The IIA released our Second Annual Global ESG Survey of Asset Managers. This year’s survey examined the evolving role of ESG investment in the asset management industry and the growth it experienced in the face of geopolitical instability, a 40 year high in inflation and six months of market volatility.
We once again, partnered with Opinium for this survey, who helped capture the views of 300 Chief Investment Officers, Chief Financial Officers, and portfolio managers across the U.S., UK, France, and Germany.
The data found that, across regions, despite this backdrop of volatility, there was increasing momentum and increasing interest in ESG investment across all asset classes. On top of that, as the incorporation of ESG elements has expanded across asset manager’s portfolios, the survey found significant improvement in the tools, metrics and services used for environmental impact, social sustainability, and corporate governance tracking from last year’s survey.

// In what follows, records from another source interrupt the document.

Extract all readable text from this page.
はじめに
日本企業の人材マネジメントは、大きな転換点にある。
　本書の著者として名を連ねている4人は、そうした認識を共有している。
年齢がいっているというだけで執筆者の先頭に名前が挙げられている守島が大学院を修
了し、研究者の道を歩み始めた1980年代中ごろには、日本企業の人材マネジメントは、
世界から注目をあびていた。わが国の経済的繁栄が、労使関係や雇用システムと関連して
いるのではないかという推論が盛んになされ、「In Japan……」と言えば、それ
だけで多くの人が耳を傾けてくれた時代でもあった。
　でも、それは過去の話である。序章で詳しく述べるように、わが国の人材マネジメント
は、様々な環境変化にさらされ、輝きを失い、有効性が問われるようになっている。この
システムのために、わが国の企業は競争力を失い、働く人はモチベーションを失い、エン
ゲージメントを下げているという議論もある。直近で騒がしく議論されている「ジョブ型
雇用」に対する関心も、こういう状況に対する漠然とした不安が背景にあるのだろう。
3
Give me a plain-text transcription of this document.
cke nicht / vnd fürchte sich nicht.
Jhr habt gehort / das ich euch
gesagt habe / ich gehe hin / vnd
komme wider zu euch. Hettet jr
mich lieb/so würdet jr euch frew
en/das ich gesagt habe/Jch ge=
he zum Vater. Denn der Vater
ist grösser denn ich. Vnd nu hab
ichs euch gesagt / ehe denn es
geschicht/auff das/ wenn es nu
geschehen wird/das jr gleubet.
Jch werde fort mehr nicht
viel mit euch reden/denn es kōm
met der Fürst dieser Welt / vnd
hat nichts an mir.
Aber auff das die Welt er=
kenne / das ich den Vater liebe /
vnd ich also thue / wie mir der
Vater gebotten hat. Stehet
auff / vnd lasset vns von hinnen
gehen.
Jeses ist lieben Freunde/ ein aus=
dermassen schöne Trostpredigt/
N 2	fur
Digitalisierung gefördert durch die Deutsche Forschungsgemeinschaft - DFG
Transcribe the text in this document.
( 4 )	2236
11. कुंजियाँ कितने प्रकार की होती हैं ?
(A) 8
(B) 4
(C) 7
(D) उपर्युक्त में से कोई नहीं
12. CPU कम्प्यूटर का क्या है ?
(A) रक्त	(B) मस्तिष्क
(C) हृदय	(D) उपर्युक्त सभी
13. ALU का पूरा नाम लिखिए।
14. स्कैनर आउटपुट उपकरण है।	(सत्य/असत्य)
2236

Here are some of the highlights from the report:
Importance of ESG and Growth Projections
The vast majority (85%) of respondents reported that over the past year, ESG has become more of a priority within their company’s overall investment offering or strategy, with just over a quarter (26%) saying it is “much more of a priority.” This resilience of ESG investing appears to be driven by the intertwining of ESG objectives with core financial performance considerations for fund managers.
The survey found that while ESG investment has already experienced impressive growth, it is set to accelerate sharply. Compared with our 2021 survey, investment fund companies are raising their projections of the likely future growth in ESG investing, predicting ESG investments to rise to 48% of portfolios 2-3 years from now, and to 57% in five years’ time. By the early part of the next decade, investment fund companies we surveyed expect ESG elements to be reflected in 64.2% of their asset management portfolios on average.
Fixed income leads asset class growth
In the 2021 Survey, fixed income was dramatically lagging equities, but investment managers have brought their use to be on par with the survey showing that it is emerging as the fastest growing ESG asset class. More than three quarters of companies (76%) now implement ESG criteria within fixed income compared to just 42% in 2021. This growing role of bonds in ESG investing is part of a more general broadening of ESG investing beyond its traditional home in equities. Commodities are also getting more attention from ESG investors, with 47% of fund-management companies we surveyed now implementing ESG criteria for this asset class, compared with 37% in 2021.
ESG…shorthand for carbon?
Although they show dramatic improvement in the quality of ESG data, the results also indicated that “E” is front stage, while “S” and “G” are backstage – at least for now. Environmental issues remain front and center for investment managers, with climate and carbon footprint issues dominating. This reflects in part the lack of quantifiable data and difficulties that investment fund companies face in evaluating the more diffuse and intangible aspects of social and governance performance by companies. Four out of five respondents overall agreed that “environmental criteria almost always tend to be prioritized over Social and Governance criteria”. While that may simply reflect the current realities of ESG investment, almost the same proportion (78%) agreed that “environmental criteria should always be given priority over social and governance criteria.” Notably, two thirds of respondents say that they “find it difficult to evaluate the social and governance performance of companies”
The conclusions drawn from this survey track closely with what we learned in last year’s 5th Annual Benchmark Survey, which found that the number of ESG indices increased by more that 43 percent in 2021, the largest single year-on-year increase for a single sector in the survey’s history. Investors and asset managers continue to have an strong appetite for ESG, pushing growth to new levels every year. It’s clear ESG investing is here to stay, and the IIA will be here to help guide the index industry through its continued evolution.